First of all it is thought that he made types of hard wood. Each type was a little block with a single letter at one end. Such types were a great deal better than block letters. The block letters were fixed. They could not be taken out of the words of which they were parts. The new types were movable. So they could be set up to print one page, then taken apart and set up again and again to print any number of pages.
But type made of wood did not always print the letters clearly and distinctly, so Gutenberg gave up wood types and tried metal types. Soon a Latin Bible was printed. It was in two volumes, each of which had three hundred pages, while each of the pages had forty-two lines. The letters were sharp and clear. They had been printed from movable types of metal.
T HE Dutch claim that Lorenz Coster, a native of Harlem, in the Netherlands, was the first person who printed with movable type. They say that Coster was one day taking a walk in a beech forest not far from Harlem, and that he cut bark from one of the trees and shaped it with his knife into letters.
Not long after this the Dutch say Coster had made movable types and was printing and selling books in Harlem.
The news that books were being printed in Mainz by Gutenberg went all over Europe, and before he died printing-presses like his were at work making books in all the great cities of the continent.

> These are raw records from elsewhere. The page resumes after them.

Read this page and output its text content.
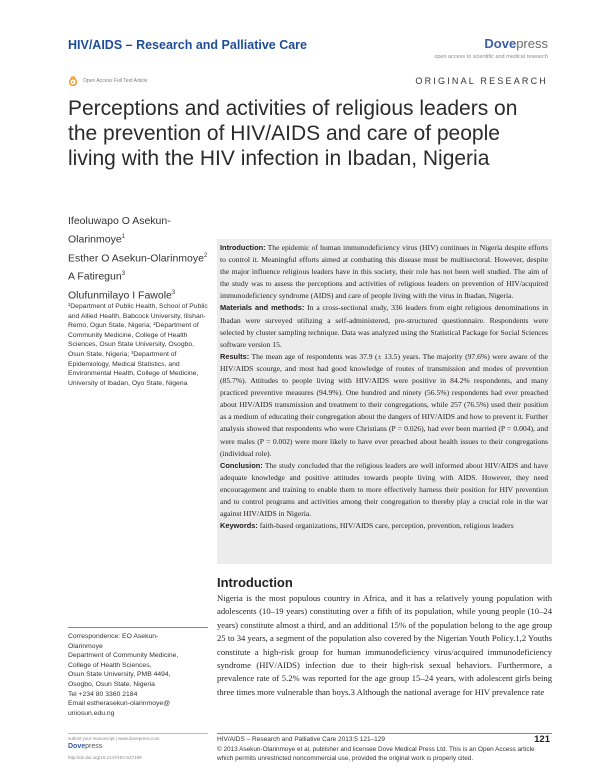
HIV/AIDS – Research and Palliative Care	Dovepress
open access to scientific and medical research
Open Access Full Text Article	ORIGINAL RESEARCH
Perceptions and activities of religious leaders on the prevention of HIV/AIDS and care of people living with the HIV infection in Ibadan, Nigeria
Ifeoluwapo O Asekun-Olarinmoye$^1$
Esther O Asekun-Olarinmoye$^2$
A Fatiregun$^3$
Olufunmilayo I Fawole$^3$
¹Department of Public Health, School of Public and Allied Health, Babcock University, Ilishan-Remo, Ogun State, Nigeria; ²Department of Community Medicine, College of Health Sciences, Osun State University, Osogbo, Osun State, Nigeria; ³Department of Epidemiology, Medical Statistics, and Environmental Health, College of Medicine, University of Ibadan, Oyo State, Nigeria
Correspondence: EO Asekun-
Olarinmoye
Department of Community Medicine,
College of Health Sciences,
Osun State University, PMB 4494,
Osogbo, Osun State, Nigeria
Tel +234 80 3360 2184
Email estherasekun-olarinmoye@
uniosun.edu.ng
submit your manuscript | www.dovepress.com
Dovepress
http://dx.doi.org/10.2147/HIV.S47199
Introduction: The epidemic of human immunodeficiency virus (HIV) continues in Nigeria despite efforts to control it. Meaningful efforts aimed at combating this disease must be multisectoral. However, despite the major influence religious leaders have in this society, their role has not been well studied. The aim of the study was to assess the perceptions and activities of religious leaders on prevention of HIV/acquired immunodeficiency syndrome (AIDS) and care of people living with the virus in Ibadan, Nigeria.
Materials and methods: In a cross-sectional study, 336 leaders from eight religious denominations in Ibadan were surveyed utilizing a self-administered, pre-structured questionnaire. Respondents were selected by cluster sampling technique. Data was analyzed using the Statistical Package for Social Sciences software version 15.
Results: The mean age of respondents was 37.9 (± 13.5) years. The majority (97.6%) were aware of the HIV/AIDS scourge, and most had good knowledge of routes of transmission and modes of prevention (85.7%). Attitudes to people living with HIV/AIDS were positive in 84.2% respondents, and many practiced preventive measures (94.9%). One hundred and ninety (56.5%) respondents had ever preached about HIV/AIDS transmission and treatment to their congregations, while 257 (76.5%) used their position as a medium of educating their congregation about the dangers of HIV/AIDS and how to prevent it. Further analysis showed that respondents who were Christians (P = 0.026), had ever been married (P = 0.004), and were males (P = 0.002) were more likely to have ever preached about health issues to their congregations (individual role).
Conclusion: The study concluded that the religious leaders are well informed about HIV/AIDS and have adequate knowledge and positive attitudes towards people living with AIDS. However, they need encouragement and training to enable them to more effectively harness their position for HIV prevention and to control programs and activities among their congregation to thereby play a crucial role in the war against HIV/AIDS in Nigeria.
Keywords: faith-based organizations, HIV/AIDS care, perception, prevention, religious leaders
Introduction
Nigeria is the most populous country in Africa, and it has a relatively young population with adolescents (10–19 years) constituting over a fifth of its population, while young people (10–24 years) constitute almost a third, and an additional 15% of the population belong to the age group 25 to 34 years, a segment of the population also covered by the Nigerian Youth Policy.1,2 Youths constitute a high-risk group for human immunodeficiency virus/acquired immunodeficiency syndrome (HIV/AIDS) infection due to their high-risk sexual behaviors. Furthermore, a prevalence rate of 5.2% was reported for the age group 15–24 years, with adolescent girls being three times more vulnerable than boys.3 Although the national average for HIV prevalence rate
HIV/AIDS – Research and Palliative Care 2013:5 121–129	121
© 2013 Asekun-Olarinmoye et al, publisher and licensee Dove Medical Press Ltd. This is an Open Access article which permits unrestricted noncommercial use, provided the original work is properly cited.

About twenty years after his death, when Venice was the richest of European cities, a man named Aldus Manutius established there the most famous printing house of that time. He was at work printing books two years before Columbus sailed on his first voyage. The descendents of Aldus continued the business after his death for about one hundred years. The books published by them were called "Aldine," from Aldus. They were the most beautiful that had ever come from the press. They are admired and valued to this day.